Thanks leonz & YYSHSfan. I guessed there was no quick route to replacing the belts short of removing the auger and chute assembly; the existing belts are close to 30 years old, as are the augers, so I should probably plan on replacing them as well. Do either of you have a recommendation for a parts supplier? I have been getting parts for Babbitt's Online, but know that the availability or certain items is never assured. Also, any tips on what to look out for in the disassembly/assembly of the auger housing and drive pulleys? If new augers are indeed worth installing (altho expensive!) I guess this would be the time to tackle it. Any other parts that you'd replace if you were doing the belts?

Your replies were and are greatly appreciated. Thank You!


----------



## leonz

I guess its a case of how much work you want to do or able to do but the V belts are a must have. Spark plug, fuel filter if it has an external fuel filter, scraper and scraper bolts. Unless the cross auger halves show visible wear I would not worry about them. 
You will want to have blue loctite to secure the bolts and nuts from vibrating apart. The Blue Loctite will let you remove the bolts and nuts without having to use excess force. 

I posted the name of the Yamaha Dealer that is in Pennsylvania that has lots of old Yamaha parts
(new parts) on the forum a while back but I do not remember the name of the dealer.


----------



## YSHSfan

gsedlack said:


> Do either of you have a recommendation for a parts supplier? I have been getting parts for Babbitt's Online, but know that the availability or certain items is never assured. Also, any tips on what to look out for in the disassembly/assembly of the auger housing and drive pulleys? If new augers are indeed worth installing (altho expensive!) I guess this would be the time to tackle it. Any other parts that you'd replace if you were doing the belts?
> 
> Your replies were and are greatly appreciated. Thank You!


Where are you located?

The impeller belt is pretty pricey Yamaha 7KF-46241-00-00 Belt; 7KF462410000, there is an equivalent Honda belt that is about 1/4 of the price and is as good as the Yamaha one.

Is your YS828 a later model with 4 forward speeds, high mounted chute turn, plastic fuel tank and it has motor mounts? if so the impeller belt is a Mitsuboshi LB-36 Honda part number Honda 22431-V15-003 V-Belt (Lb-36); 22431V15003. I have ordered a few of the Honda equivalent belts but have not installed them yet to confirm 100% its compatibility.

The drive belt is not too bad Yamaha 7KF-46242-20-00 Belt 2; 7KF462422000, but there is a Honda equivalent for ~ 1/2 the price Yamaha Honda Mercury Boat Jet Ski ATV Motorcycle Repair Parts Johnson Evinrude Suzuki Kawasaki Polaris - PartsPak.com, I have not confirmed its 100% compatibility with this one either.

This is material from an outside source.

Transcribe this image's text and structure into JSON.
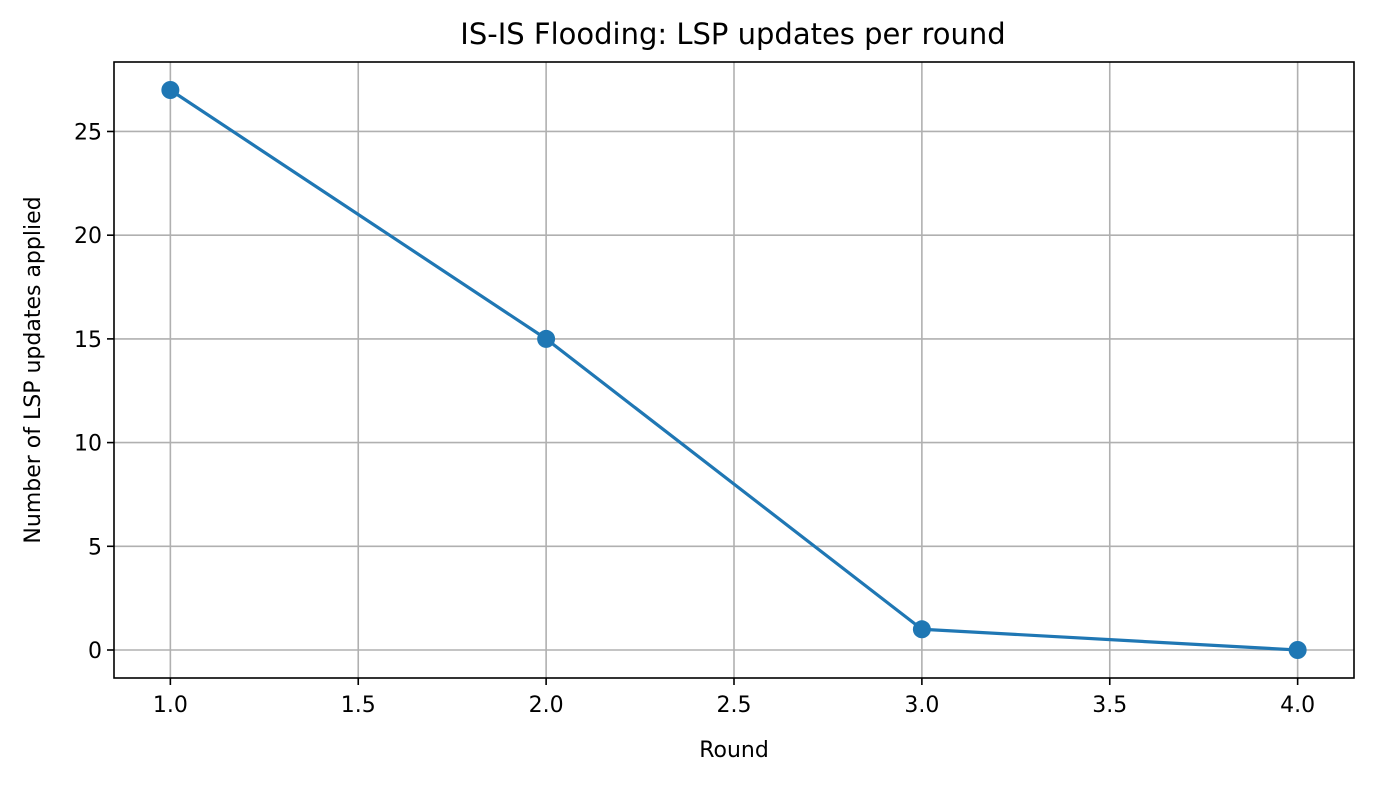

New augers are No Longer Available. What you may want to check and replace if needed are the scraper bar and impeller and auger bearings along with changing the augers gearbox oil.


----------



## gsedlack

Thanks again leonz & YYSHSfan! I know that Babbitt's has the augers listed as available - but most likely not in their inventory and would have to be ordered from Japan - like the cables I ordered. I currently have the two new OEM Yamaha V-belts that I bought a few years ago just to have as backups, so I'll look for replacements when/after I install these. I know I need to replace the scraper bar and will inspect and order and/or replace the suggested bearings and gearbox oil. And, yes, my YS is a apparently a later model since it has 4 fwd speeds and a high chute with motor mounts, but I didn't buy it new myself so I don't know how to determine it's exact mfg date.
I'll look into all of your mutual suggestions and Thank you so much again.

George


----------